AdEcologist: A Browser-based Tool for Crowdsourcing Data Collection of Ads and Ad Auctions on the Web
The online advertising ecosystem is extremely opaque, especially when it comes to targeted advertising. From the outside, we have very little data on how ads are targeted, such as who is being targeted by what, and how prevalent different forms of targeting (e.g. contextual, behavioral, retargeting) are. This lack of transparency makes it difficult to have informed discussion about tradeoffs between targeted advertising and user privacy.
Studying targeting without data from the ad tech companies is difficult. Because of the sheer volume of ads on the internet, and the multitude of parameters advertisers can use to target people, one must collect a large amount of data from multiple browsing profiles to make inferences about how a particular ad or category of ad is targeted. And to capture truly ecologically valid data, the ads ideally are collected from real users' browsers, rather than web crawlers.
AdEcologist is a browser extension for crowdsourcing data collection of ad content on the web. It can scrape screenshots of ads on the websites that the user visits, as well as information on header bidding ad auctions (for sites that have them). Researchers can distribute a variant of AdEcologist to study participants or volunteers to collect a dataset of ads from a diversity of vantage points.
This (base) version of AdEcologist is not just a scraping tool, but also includes user interfaces to guide study participants or volunteers through the setup and usage of the extension. Developed for a previous user study [1], the extension includes flows for:
- Registering the extension with the researchers' backend
- Brief introduction and tutorial
- To-do list of websites to visit
- A survey asking participants to rate the relevance of the ads shown to them
- An interface to allow participants to review and withhold any ad screenshots that they may consider too privacy-sensitive to share with researchers
The dataset that AdEcologist generates can be used to study ad targeting using a "topic-based" or "content-based" approach. In our previous work [1], we used OCR, topic modeling, and manual qualitative analysis to sort ads into categories, and then analyzed how different ad categories were distributed across demographic characteristics and websites.

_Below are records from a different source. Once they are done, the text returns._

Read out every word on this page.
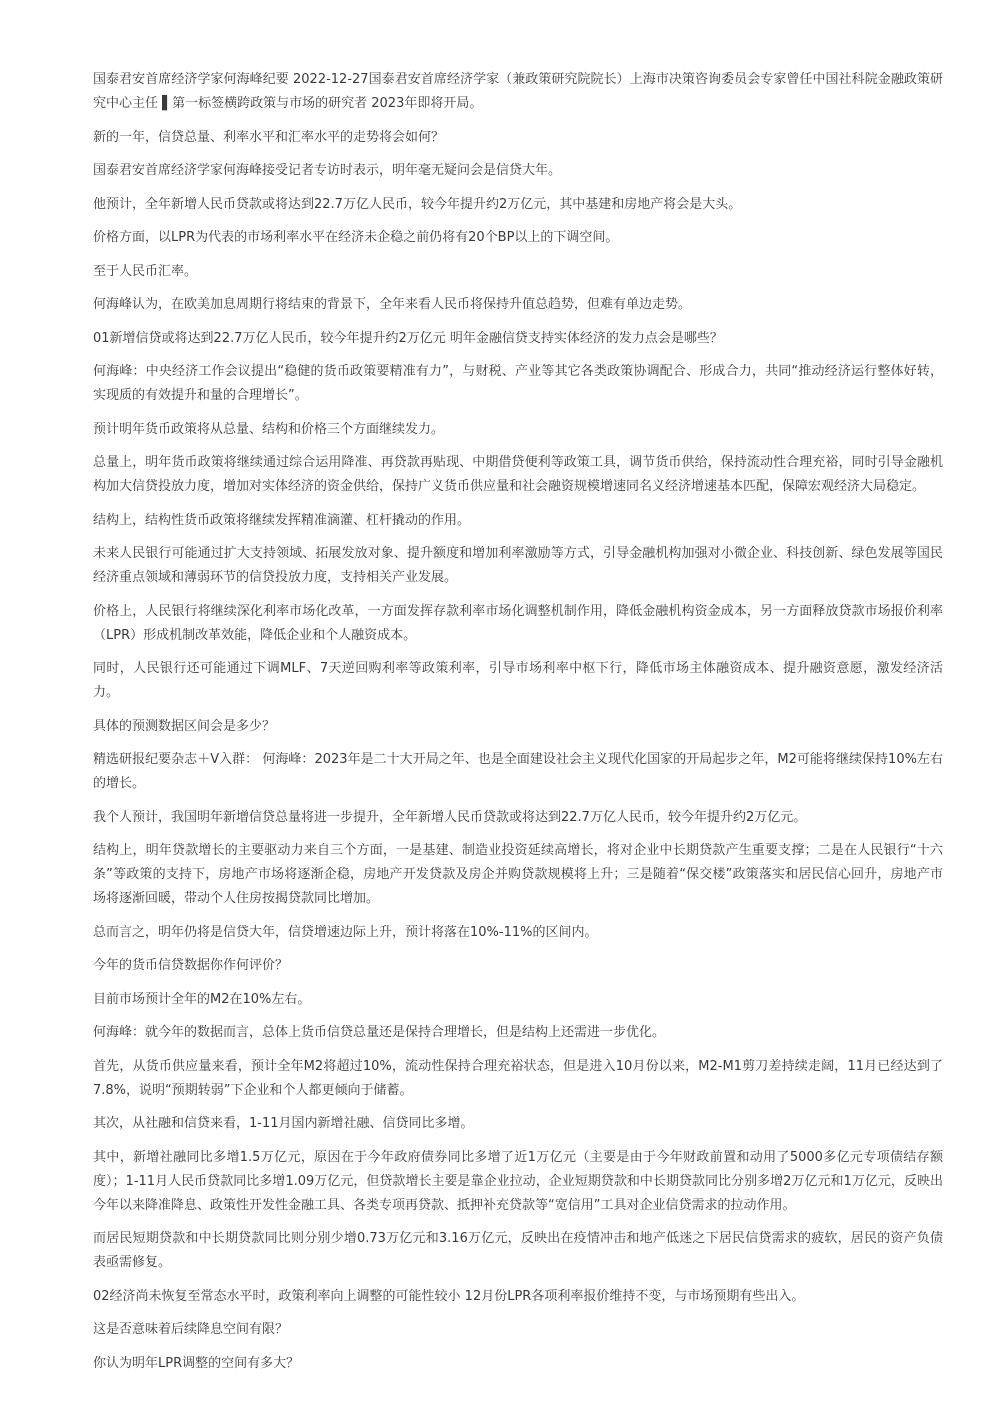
国泰君安首席经济学家何海峰纪要 2022-12-27国泰君安首席经济学家（兼政策研究院院长）上海市决策咨询委员会专家曾任中国社科院金融政策研究中心主任 ▌第一标签横跨政策与市场的研究者 2023年即将开局。

新的一年，信贷总量、利率水平和汇率水平的走势将会如何？

国泰君安首席经济学家何海峰接受记者专访时表示，明年毫无疑问会是信贷大年。

他预计，全年新增人民币贷款或将达到22.7万亿人民币，较今年提升约2万亿元，其中基建和房地产将会是大头。

价格方面，以LPR为代表的市场利率水平在经济未企稳之前仍将有20个BP以上的下调空间。

至于人民币汇率。

何海峰认为，在欧美加息周期行将结束的背景下，全年来看人民币将保持升值总趋势，但难有单边走势。

01新增信贷或将达到22.7万亿人民币，较今年提升约2万亿元 明年金融信贷支持实体经济的发力点会是哪些？

何海峰：中央经济工作会议提出“稳健的货币政策要精准有力”，与财税、产业等其它各类政策协调配合、形成合力，共同“推动经济运行整体好转，实现质的有效提升和量的合理增长”。

预计明年货币政策将从总量、结构和价格三个方面继续发力。

总量上，明年货币政策将继续通过综合运用降准、再贷款再贴现、中期借贷便利等政策工具，调节货币供给，保持流动性合理充裕，同时引导金融机构加大信贷投放力度，增加对实体经济的资金供给，保持广义货币供应量和社会融资规模增速同名义经济增速基本匹配，保障宏观经济大局稳定。

结构上，结构性货币政策将继续发挥精准滴灌、杠杆撬动的作用。

未来人民银行可能通过扩大支持领域、拓展发放对象、提升额度和增加利率激励等方式，引导金融机构加强对小微企业、科技创新、绿色发展等国民经济重点领域和薄弱环节的信贷投放力度，支持相关产业发展。

价格上，人民银行将继续深化利率市场化改革，一方面发挥存款利率市场化调整机制作用，降低金融机构资金成本，另一方面释放贷款市场报价利率（LPR）形成机制改革效能，降低企业和个人融资成本。

同时，人民银行还可能通过下调MLF、7天逆回购利率等政策利率，引导市场利率中枢下行，降低市场主体融资成本、提升融资意愿，激发经济活力。

具体的预测数据区间会是多少？

精选研报纪要杂志＋V入群： 何海峰：2023年是二十大开局之年、也是全面建设社会主义现代化国家的开局起步之年，M2可能将继续保持10%左右的增长。

我个人预计，我国明年新增信贷总量将进一步提升，全年新增人民币贷款或将达到22.7万亿人民币，较今年提升约2万亿元。

结构上，明年贷款增长的主要驱动力来自三个方面，一是基建、制造业投资延续高增长，将对企业中长期贷款产生重要支撑；二是在人民银行“十六条”等政策的支持下，房地产市场将逐渐企稳，房地产开发贷款及房企并购贷款规模将上升；三是随着“保交楼”政策落实和居民信心回升，房地产市场将逐渐回暖，带动个人住房按揭贷款同比增加。

总而言之，明年仍将是信贷大年，信贷增速边际上升，预计将落在10%-11%的区间内。

今年的货币信贷数据你作何评价？

目前市场预计全年的M2在10%左右。

何海峰：就今年的数据而言，总体上货币信贷总量还是保持合理增长，但是结构上还需进一步优化。

首先，从货币供应量来看，预计全年M2将超过10%，流动性保持合理充裕状态，但是进入10月份以来，M2-M1剪刀差持续走阔，11月已经达到了7.8%，说明“预期转弱”下企业和个人都更倾向于储蓄。

其次，从社融和信贷来看，1-11月国内新增社融、信贷同比多增。

其中，新增社融同比多增1.5万亿元，原因在于今年政府债券同比多增了近1万亿元（主要是由于今年财政前置和动用了5000多亿元专项债结存额度）；1-11月人民币贷款同比多增1.09万亿元，但贷款增长主要是靠企业拉动，企业短期贷款和中长期贷款同比分别多增2万亿元和1万亿元，反映出今年以来降准降息、政策性开发性金融工具、各类专项再贷款、抵押补充贷款等“宽信用”工具对企业信贷需求的拉动作用。

而居民短期贷款和中长期贷款同比则分别少增0.73万亿元和3.16万亿元，反映出在疫情冲击和地产低迷之下居民信贷需求的疲软，居民的资产负债表亟需修复。

02经济尚未恢复至常态水平时，政策利率向上调整的可能性较小 12月份LPR各项利率报价维持不变，与市场预期有些出入。

这是否意味着后续降息空间有限？

你认为明年LPR调整的空间有多大？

AdEcologist also contains functionality for collecting data on ad auctions conducted in header bidding scripts. This data provides information on the value of bids offered to fill ad slots by different ad networks, and the value of the winning bid. This information can be used to analyze how much advertisers value a particular user's impression, or a particular website. It can also suggest when an ad is a retargeted ad - research findings show that retargeted ads fetch significantly higher bid values [2,3].

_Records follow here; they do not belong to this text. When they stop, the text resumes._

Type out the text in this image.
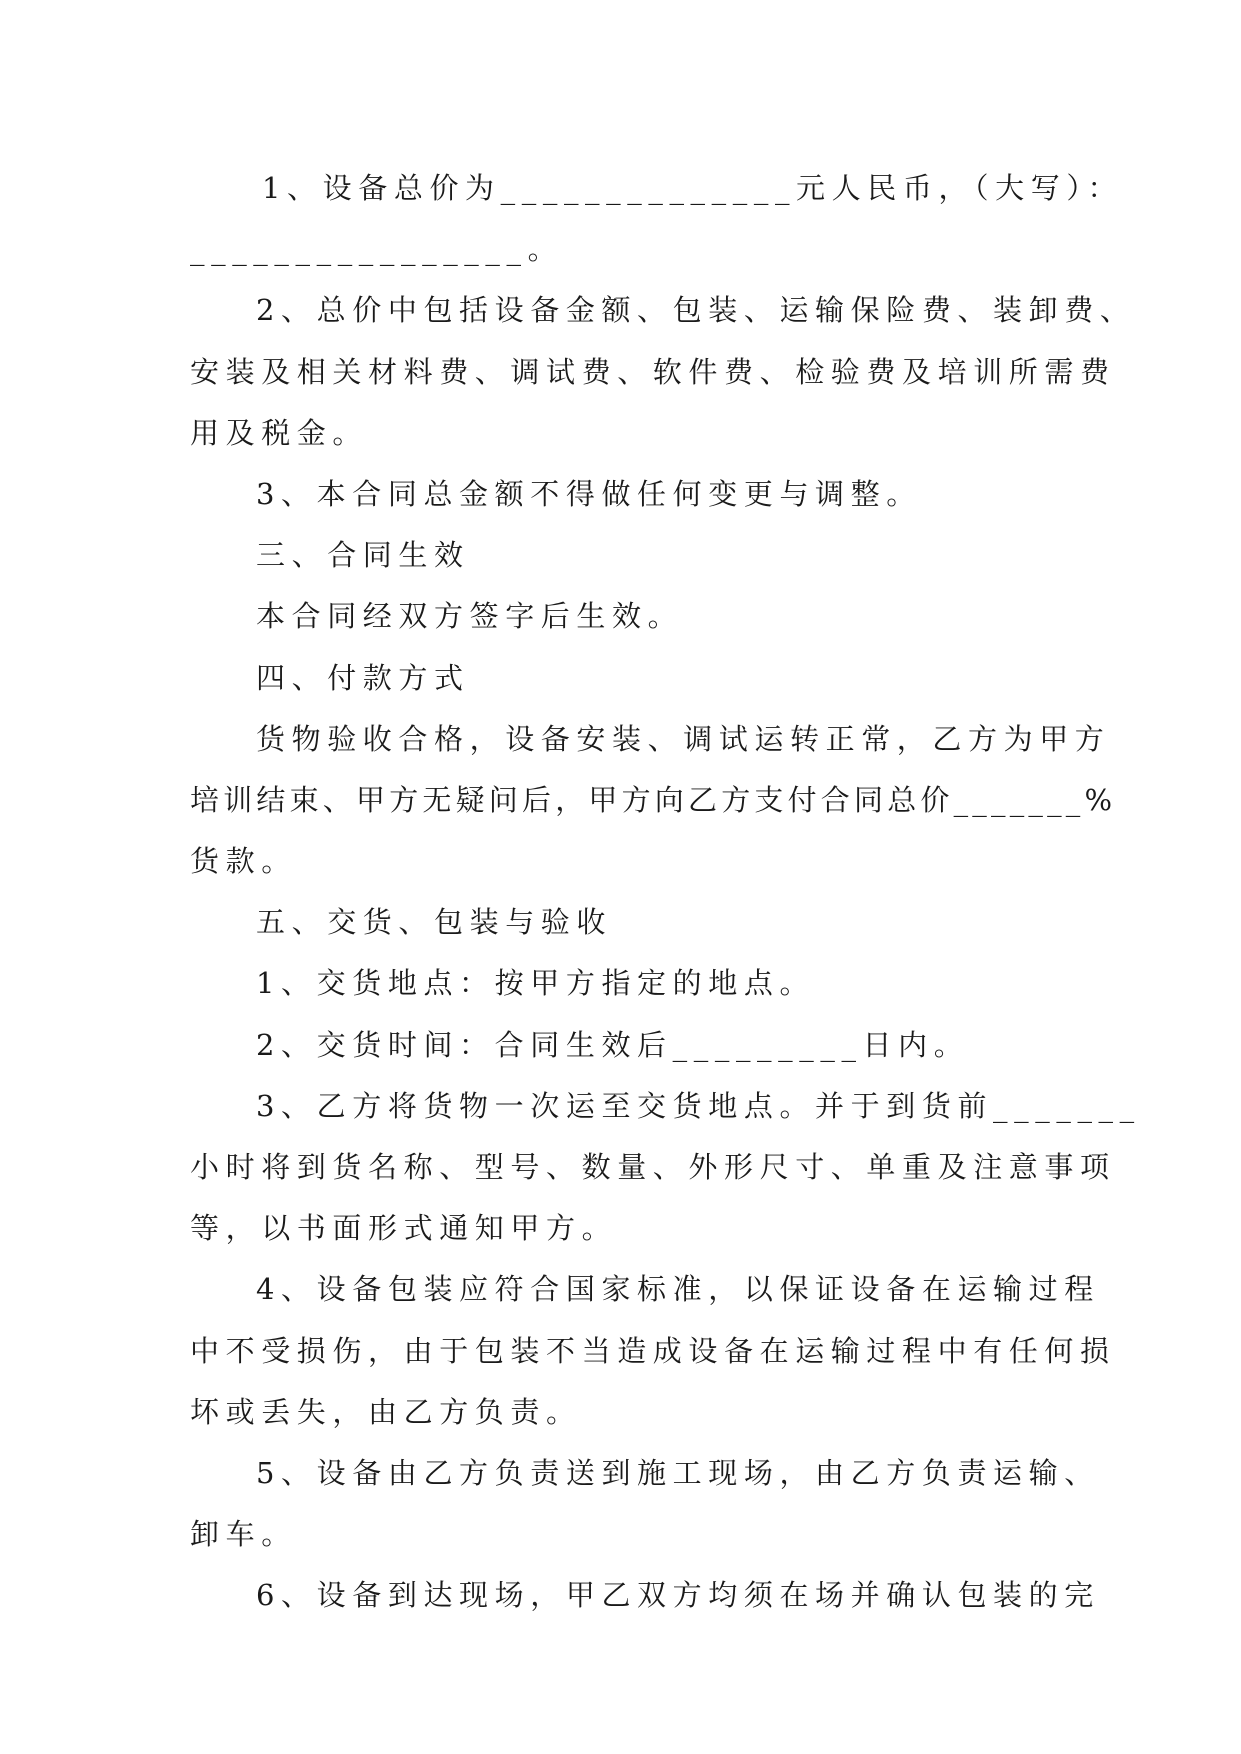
1、设备总价为______________元人民币，（大写）：
________________。
2、总价中包括设备金额、包装、运输保险费、装卸费、
安装及相关材料费、调试费、软件费、检验费及培训所需费
用及税金。
3、本合同总金额不得做任何变更与调整。
三、合同生效
本合同经双方签字后生效。
四、付款方式
货物验收合格，设备安装、调试运转正常，乙方为甲方
培训结束、甲方无疑问后，甲方向乙方支付合同总价_______%
货款。
五、交货、包装与验收
1、交货地点：按甲方指定的地点。
2、交货时间：合同生效后_________日内。
3、乙方将货物一次运至交货地点。并于到货前_______
小时将到货名称、型号、数量、外形尺寸、单重及注意事项
等，以书面形式通知甲方。
4、设备包装应符合国家标准，以保证设备在运输过程
中不受损伤，由于包装不当造成设备在运输过程中有任何损
坏或丢失，由乙方负责。
5、设备由乙方负责送到施工现场，由乙方负责运输、
卸车。
6、设备到达现场，甲乙双方均须在场并确认包装的完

Disclamer: This tool is research code, and may not work out of the box for all use cases. However, we hope that it provides a starting point for other researchers hoping to collect ad data with the help of real users. We welcome contributions, and encourage modifications for your own studies. If you find this codebase at all helpful for your efforts, consider citing our paper [1].

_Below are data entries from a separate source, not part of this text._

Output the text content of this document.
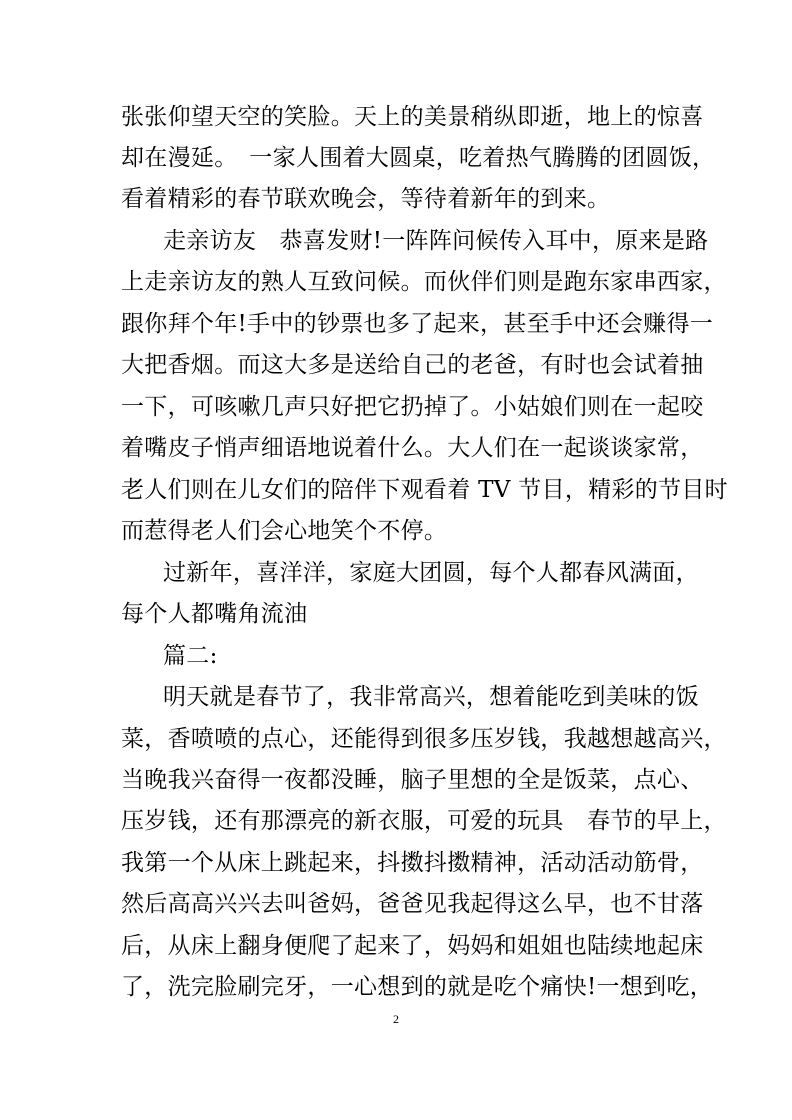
张张仰望天空的笑脸。天上的美景稍纵即逝，地上的惊喜
却在漫延。　一家人围着大圆桌，吃着热气腾腾的团圆饭，
看着精彩的春节联欢晚会，等待着新年的到来。
走亲访友　恭喜发财!一阵阵问候传入耳中，原来是路
上走亲访友的熟人互致问候。而伙伴们则是跑东家串西家，
跟你拜个年!手中的钞票也多了起来，甚至手中还会赚得一
大把香烟。而这大多是送给自己的老爸，有时也会试着抽
一下，可咳嗽几声只好把它扔掉了。小姑娘们则在一起咬
着嘴皮子悄声细语地说着什么。大人们在一起谈谈家常，
老人们则在儿女们的陪伴下观看着 TV 节目，精彩的节目时
而惹得老人们会心地笑个不停。
过新年，喜洋洋，家庭大团圆，每个人都春风满面，
每个人都嘴角流油
篇二:
明天就是春节了，我非常高兴，想着能吃到美味的饭
菜，香喷喷的点心，还能得到很多压岁钱，我越想越高兴，
当晚我兴奋得一夜都没睡，脑子里想的全是饭菜，点心、
压岁钱，还有那漂亮的新衣服，可爱的玩具　春节的早上，
我第一个从床上跳起来，抖擞抖擞精神，活动活动筋骨，
然后高高兴兴去叫爸妈，爸爸见我起得这么早，也不甘落
后，从床上翻身便爬了起来了，妈妈和姐姐也陆续地起床
了，洗完脸刷完牙，一心想到的就是吃个痛快!一想到吃，
2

This repository contains two components - the Chrome extension and a backend. See the extension README and server README for more details on setting up the infrastructure.
A Chrome/Chromium extension for crowdsourced data collection of ad content from the web. Contains user interfaces suitable for a user study, but can also configured to operate more like a crawler.
A simple node.js backend for receiving the data from the extension. The data is more or less directly stored in a PostgreSQL database. It also contains basic authentication/registration features to restrict usage to registered study participants.
AdEcologist was developed by Eric Zeng and Rachel McAmis. It was used to collect data in our IMC 2022 paper measuring targeted advertising and ad auctions, and how they vary across demographic characteristics and websites [1].
This work is supported by the National Science Foundation under awards CNS-1565252, CNS-1651230, and CNS-2041894, the John S. and James L. Knight Foundation, the Consumer Reports Digital Lab Fellowship, the UW Center for an Informed Public, and the UW Tech Policy Lab, which receives support from: the William and Flora Hewlett Foundation, the John D. and Catherine T. MacArthur Foundation, Microsoft, the Pierre and Pamela Omidyar Fund at the Silicon Valley Community Foundation.
[1] Eric Zeng, Rachel McAmis, Tadayoshi Kohno, Franziska Roesner. What Factors Affect Targeting and Bids in Online Advertising? A Field Measurement Study. ACM Internet Measurement Conference (IMC), 2022.
[2] Lukasz Olejnik, Tran Minh-Dung, Claude Castelluccia. Selling Off Privacy at Auction. Network and Distributed System Security (NDSS) Symposium, 2014.
[3] Michalis Pachilakis, Panagiotis Papadopoulos, Evangelos P. Markatos, Nicolas Kourtellis. No More Chasing Waterfalls: A Measurement Study of the Header Bidding Ad-Ecosystem. ACM Internet Measurement Conference (IMC), 2019.